Les voies nouvelles en impasse doivent être aménagées dans leur partie terminale afin de permettre aux véhicules privés et ceux des services publics (secours d'urgence, lutte contre l'incendie, enlèvement des ordures ménagères) de faire demi-tour aisément et doivent présenter des caractéristiques correspondant à leur destination.
Article 2AU2 4Desserte par les réseaux
1- EAU POTABLE
Toute construction ou installation nouvelle doit obligatoirement être raccordée par des canalisations souterraines au réseau public de distribution d’eau potable de caractéristiques adaptées et alimenté en quantité suffisante par une ressource conforme à la réglementation en vigueur. Cette obligation de raccordement ne s’impose pas aux constructions et installations qui ne le nécessitent pas par leur destination (abris de jardin, remises, etc.).

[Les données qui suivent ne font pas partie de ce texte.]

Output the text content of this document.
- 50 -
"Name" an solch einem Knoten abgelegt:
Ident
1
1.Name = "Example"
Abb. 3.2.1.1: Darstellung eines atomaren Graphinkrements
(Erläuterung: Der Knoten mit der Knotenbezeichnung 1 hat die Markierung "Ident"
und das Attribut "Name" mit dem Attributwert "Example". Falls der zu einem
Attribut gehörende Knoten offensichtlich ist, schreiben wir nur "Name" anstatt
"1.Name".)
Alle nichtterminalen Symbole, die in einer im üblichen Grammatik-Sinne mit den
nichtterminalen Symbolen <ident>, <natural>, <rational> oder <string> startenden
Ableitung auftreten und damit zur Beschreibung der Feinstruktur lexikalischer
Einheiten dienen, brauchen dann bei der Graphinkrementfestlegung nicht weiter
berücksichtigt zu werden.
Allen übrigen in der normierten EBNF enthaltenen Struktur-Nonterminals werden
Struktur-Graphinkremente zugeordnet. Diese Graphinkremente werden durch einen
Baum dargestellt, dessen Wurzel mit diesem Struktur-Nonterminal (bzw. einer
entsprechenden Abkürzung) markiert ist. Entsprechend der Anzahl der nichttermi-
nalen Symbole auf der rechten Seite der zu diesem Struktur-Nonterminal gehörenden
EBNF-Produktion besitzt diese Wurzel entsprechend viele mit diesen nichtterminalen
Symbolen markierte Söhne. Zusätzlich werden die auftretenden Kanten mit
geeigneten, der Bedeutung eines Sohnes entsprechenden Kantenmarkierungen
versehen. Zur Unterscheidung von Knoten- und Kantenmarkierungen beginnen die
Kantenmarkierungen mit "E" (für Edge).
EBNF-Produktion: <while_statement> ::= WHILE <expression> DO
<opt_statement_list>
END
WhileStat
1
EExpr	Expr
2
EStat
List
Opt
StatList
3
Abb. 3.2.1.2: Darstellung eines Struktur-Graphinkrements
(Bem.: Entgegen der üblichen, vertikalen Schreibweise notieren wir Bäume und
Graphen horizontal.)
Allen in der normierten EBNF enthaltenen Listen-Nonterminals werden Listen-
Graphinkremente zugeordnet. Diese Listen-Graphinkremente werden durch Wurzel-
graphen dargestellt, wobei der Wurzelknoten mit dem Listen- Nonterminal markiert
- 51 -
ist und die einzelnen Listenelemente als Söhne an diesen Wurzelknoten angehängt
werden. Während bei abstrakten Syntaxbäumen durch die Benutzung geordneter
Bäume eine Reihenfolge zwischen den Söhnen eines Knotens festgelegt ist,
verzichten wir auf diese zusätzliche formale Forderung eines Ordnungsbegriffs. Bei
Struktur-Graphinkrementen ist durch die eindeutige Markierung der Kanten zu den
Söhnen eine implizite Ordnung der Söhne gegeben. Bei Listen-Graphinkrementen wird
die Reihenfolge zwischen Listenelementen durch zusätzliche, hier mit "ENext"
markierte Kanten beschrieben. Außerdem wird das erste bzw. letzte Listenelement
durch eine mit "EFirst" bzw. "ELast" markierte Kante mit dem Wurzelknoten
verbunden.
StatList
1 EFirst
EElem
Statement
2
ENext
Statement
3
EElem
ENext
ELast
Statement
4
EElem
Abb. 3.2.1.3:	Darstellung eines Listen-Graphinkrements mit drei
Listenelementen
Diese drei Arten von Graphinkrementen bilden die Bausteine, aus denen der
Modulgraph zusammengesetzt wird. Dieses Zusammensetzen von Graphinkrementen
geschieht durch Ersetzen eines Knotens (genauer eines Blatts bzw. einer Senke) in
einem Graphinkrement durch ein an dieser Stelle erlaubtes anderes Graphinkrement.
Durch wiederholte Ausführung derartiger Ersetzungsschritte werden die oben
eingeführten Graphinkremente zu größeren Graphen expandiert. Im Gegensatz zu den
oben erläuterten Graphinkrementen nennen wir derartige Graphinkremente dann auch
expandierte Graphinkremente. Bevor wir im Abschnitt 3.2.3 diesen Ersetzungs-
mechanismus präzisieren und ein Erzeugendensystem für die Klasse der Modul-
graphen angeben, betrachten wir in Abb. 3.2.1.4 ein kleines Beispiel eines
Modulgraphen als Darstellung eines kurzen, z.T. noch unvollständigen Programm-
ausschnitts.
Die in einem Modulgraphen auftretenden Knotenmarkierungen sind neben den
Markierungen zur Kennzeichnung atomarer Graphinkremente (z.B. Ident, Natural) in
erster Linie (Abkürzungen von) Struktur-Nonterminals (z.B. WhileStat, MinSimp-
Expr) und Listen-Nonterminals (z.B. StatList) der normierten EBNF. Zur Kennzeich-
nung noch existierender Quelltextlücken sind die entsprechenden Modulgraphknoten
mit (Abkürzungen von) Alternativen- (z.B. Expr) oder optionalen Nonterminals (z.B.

Lorsque l’unité foncière, objet de la construction, est équipée d’un forage dont l’eau est destinée à l’utilisation intérieure de l’habitation, le pétitionnaire devra, conformément au règlement de service applicable à la commune, le déclarer à la commune ou à l’établissement public ou privé en ayant la compétences (Direction de l’Eau et de l’Assainissement), et dissocier les réseaux intérieurs afin d’éviter les risques de retour d’eaux non domestique vers le réseau public.
2- DEFENSE INCENDIE La défense incendie doit être assurée par des poteaux incendies normalisés, alimentés par des canalisations de manière à ce que le débit soit adapté à l'importance de l'opération à défendre. En cas de couverture insuffisante des besoins en eau par le réseau public pour assurer la défense incendie de l’opération, des points d’eau artificiels (PEA) seront mis en œuvre conformément à la réglementation en vigueur afin d’assurer la couverture de la défense incendie de l’opération.
3- ASSAINISSEMENT / EAUX USÉES Les eaux résiduaires urbaines (vannes et ménagères et industrielles) doivent être traitées et éliminées dans des conditions satisfaisantes d’hygiène et de salubrité conformément aux dispositions de la réglementation en vigueur. Toute construction ou installation nouvelle doit être raccordée par des canalisations souterraines étanches au réseau public d'assainissement. Les eaux usées sont obligatoirement séparées des eaux pluviales ou assimilées (eaux dites "claires"). Dans l’impossibilité de raccordement au réseau public et dans le cas où un dispositif d’assainissement non collectif serait mis en place, une étude d'aptitude de la parcelle à l'assainissement autonome sera réalisée et la filière retenue devra être conforme aux recommandations du Service Public d’Assainissement Non Collectif (SPANC).
4- EAUX DE VIDANGE DE PISCINES Le rejet au réseau d’assainissement d’eaux souterraines qui ne génèrent pas des effluents domestiques est interdit, y compris des eaux de vidange de piscines.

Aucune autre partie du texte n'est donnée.